Andre Villas-Boas led Porto to the Europa League title in 2011 before overseeing Chelsea and Tottenham in the Premier League. But the 46-year-old switched sports when he became a rally driver and went on to crash out of the Dakar Rally in 2018.
Villas-Boas worked as a scout at Chelsea during Jose Mourinho’s first spell as manager. He followed his compatriot to Inter Milan before taking his first managerial job with Portuguese side Coimbra in 2009.
Despite experiencing early success with Porto, where he also won the Primeira Liga and Portuguese Cup, Villas-Boas failed to make his mark in English football after taking over at Stamford Bridge in the summer of 2011 and was sacked by Chelsea just nine months after taking the top job. He was appointed as Tottenham manager in July 2012 but only lasted eight months in that role before being given his marching orders.

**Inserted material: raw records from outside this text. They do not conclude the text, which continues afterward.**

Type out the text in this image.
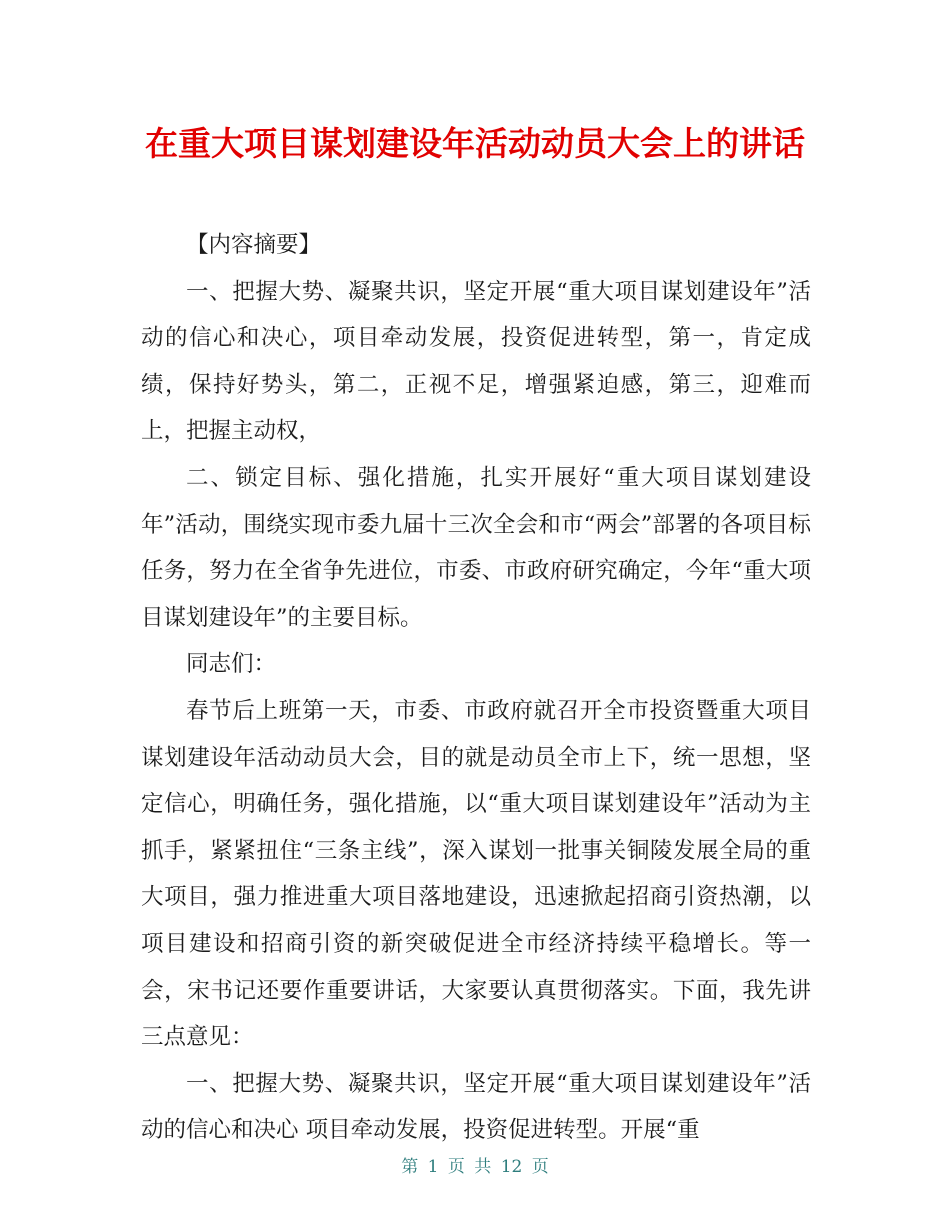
在重大项目谋划建设年活动动员大会上的讲话

【内容摘要】

一、把握大势、凝聚共识，坚定开展“重大项目谋划建设年”活动的信心和决心，项目牵动发展，投资促进转型，第一，肯定成绩，保持好势头，第二，正视不足，增强紧迫感，第三，迎难而上，把握主动权，

二、锁定目标、强化措施，扎实开展好“重大项目谋划建设年”活动，围绕实现市委九届十三次全会和市“两会”部署的各项目标任务，努力在全省争先进位，市委、市政府研究确定，今年“重大项目谋划建设年”的主要目标。

同志们：

春节后上班第一天，市委、市政府就召开全市投资暨重大项目谋划建设年活动动员大会，目的就是动员全市上下，统一思想，坚定信心，明确任务，强化措施，以“重大项目谋划建设年”活动为主抓手，紧紧扭住“三条主线”，深入谋划一批事关铜陵发展全局的重大项目，强力推进重大项目落地建设，迅速掀起招商引资热潮，以项目建设和招商引资的新突破促进全市经济持续平稳增长。等一会，宋书记还要作重要讲话，大家要认真贯彻落实。下面，我先讲三点意见：

一、把握大势、凝聚共识，坚定开展“重大项目谋划建设年”活动的信心和决心 项目牵动发展，投资促进转型。开展“重

第 1 页 共 12 页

Villas-Boas went on to win the Russian title with Zenit Saint Petersburg but had already teased a move into rallying when he told Portuguese newspaper O Jogo: “For me there is a limit and, in the next five to 10 years, I will quit coaching.
“To compete in the Dakar Rally is a lifetime ambition for me and is something I know I have to do. It went from a passion to an obligation, a destination of life, but I can only do it when I leave football. I will do it.”
Villas-Boas did eventually get his wish when he entered the Dakar race. But he was taken to hospital after crashing into a sand dune during the fourth stage in Peru and was forced to pull out as he told fans on Instagram: “Just to tell everyone that both me and [co-driver] Ruben [Faria] are safe and well and back in the bivouac. We jumped off a dune and crashed the car nose first. The Dakar unfortunately is finished for us.”
Villas-Boas is currently out of work following an 18-month spell in charge of Marseille, which came to an end in February 2021. But either side of that role, he raced in the 2018 Baja TT do Pinhal and the 2022 in the WRC Vodafone Rally de Portugal.
And after the race in his homeland, the Portuguese told reporters: “It is one of those things you dream of as a boy. I have been watching rallies since I was a little boy, and Formula One as well. It is very special, it is a great opportunity as we do it for our causes for good. It is very stressful to tell you the truth. I wasn’t aware of how intense it was.”